PARIS — Satellite messaging service provider Orbcomm on Oct. 8 said its prototype second-generation satellite was placed in the wrong orbit by a Space Exploration Technologies Corp. (Falcon 9 rocket launched Oct. 7 and that it is unclear whether the spacecraft can be recovered and put into operation.)
Fort Lee, N.J.-based Orbcomm said it is working with satellite builder Sierra Nevada Corp. to determine whether the spacecraft has sufficient fuel to make an orbit-raising attempt worthwhile.
In a statement, Orbcomm said the bad orbit was a direct result of the fact that one of the nine Falcon 9 first-stage engines lost pressure and was shut down during liftoff, forcing the rocket to adjust its trajectory.
The Falcon 9 was able to complete its main mission — putting the SpaceX Dragon cargo carrier into an orbit to be captured by astronauts on the international space station — despite the engine shutdown. Dragon is expected to begin an approach to the station Oct. 10.

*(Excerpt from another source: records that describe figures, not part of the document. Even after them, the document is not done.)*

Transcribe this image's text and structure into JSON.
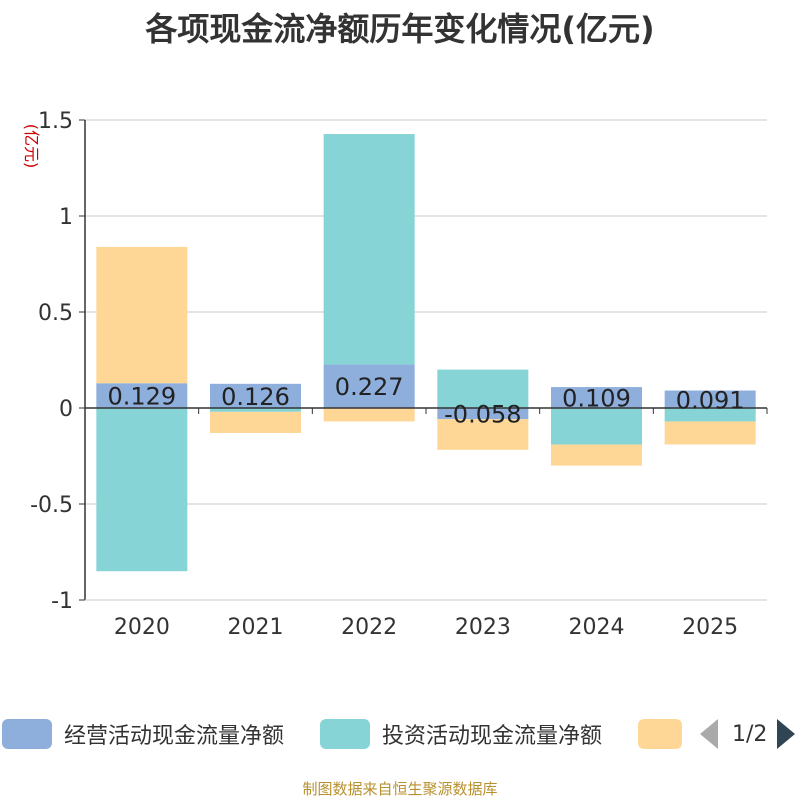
{
  "title": "各项现金流净额历年变化情况(亿元)",
  "source": "制图数据来自恒生聚源数据库",
  "legend": {
    "items": [
      {
        "label": "经营活动现金流量净额",
        "color": "#8eaedc"
      },
      {
        "label": "投资活动现金流量净额",
        "color": "#86d4d6"
      },
      {
        "label": "",
        "color": "#fed797"
      }
    ],
    "page": "1/2"
  },
  "chart_data": {
    "type": "bar",
    "stacked": true,
    "ylabel": "(亿元)",
    "ylim": [
      -1,
      1.5
    ],
    "yticks": [
      "1.5",
      "1",
      "0.5",
      "0",
      "-0.5",
      "-1"
    ],
    "categories": [
      "2020",
      "2021",
      "2022",
      "2023",
      "2024",
      "2025"
    ],
    "series": [
      {
        "name": "经营活动现金流量净额",
        "color": "#8eaedc",
        "values": [
          0.129,
          0.126,
          0.227,
          -0.058,
          0.109,
          0.091
        ],
        "labels": [
          "0.129",
          "0.126",
          "0.227",
          "-0.058",
          "0.109",
          "0.091"
        ]
      },
      {
        "name": "投资活动现金流量净额",
        "color": "#86d4d6",
        "values": [
          -0.85,
          -0.02,
          1.2,
          0.2,
          -0.19,
          -0.07
        ]
      },
      {
        "color": "#fed797",
        "values": [
          0.71,
          -0.11,
          -0.07,
          -0.16,
          -0.11,
          -0.12
        ]
      }
    ],
    "grid": true
  }
}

But the first-stage issue prevented Falcon 9 from performing an additional ignition sequence later in its flight that would have enabled the Orbcomm satellite to be released into the intended orbit. Performing a second burn following the first-stage engine shutdown would have put the flight out of the “safety gate” set by NASA and the international space station partners for the approaching the orbiting laboratory, Orbcomm said.
Orbcomm operates a global machine-to-machine messaging service using a constellation of satellites in low Earth orbit. Its second-generation constellation is designed to provide faster and higher-volume messaging, and also to provide a global Automatic Identification Service on maritime traffic.
Orbcomm is relying on Hawthorne, Calif.-based SpaceX to launch all its second-generation satellites. Eight Orbcomm satellites are scheduled for launch aboard a Falcon 9 in mid-2013, with another 10 satellites scheduled for a 2014 Falcon 9 launch.
Orbcomm said it will be the prime customer for both of these Falcon 9 missions.
SpaceX issued a statement Oct. 8 on the first-stage engine anomaly that described what happened but did not mention the Orbcomm satellite.
“We know the engine did not explode because we continued to receive data from it,” SpaceX said of the shutdown of one of the nine Merlin engines of the first stage. “Our review indicates that the fairing that protects the engine from aerodynamic loads ruptured due to the engine pressure release, and that none of Falcon 9’s other eight engines were impacted by this event.
“As designed, the flight computer then recomputed a new ascent profile in real time to assure Dragon’s entry into orbit for subsequent rendezvous and berthing with” the space station, the SpaceX statement said.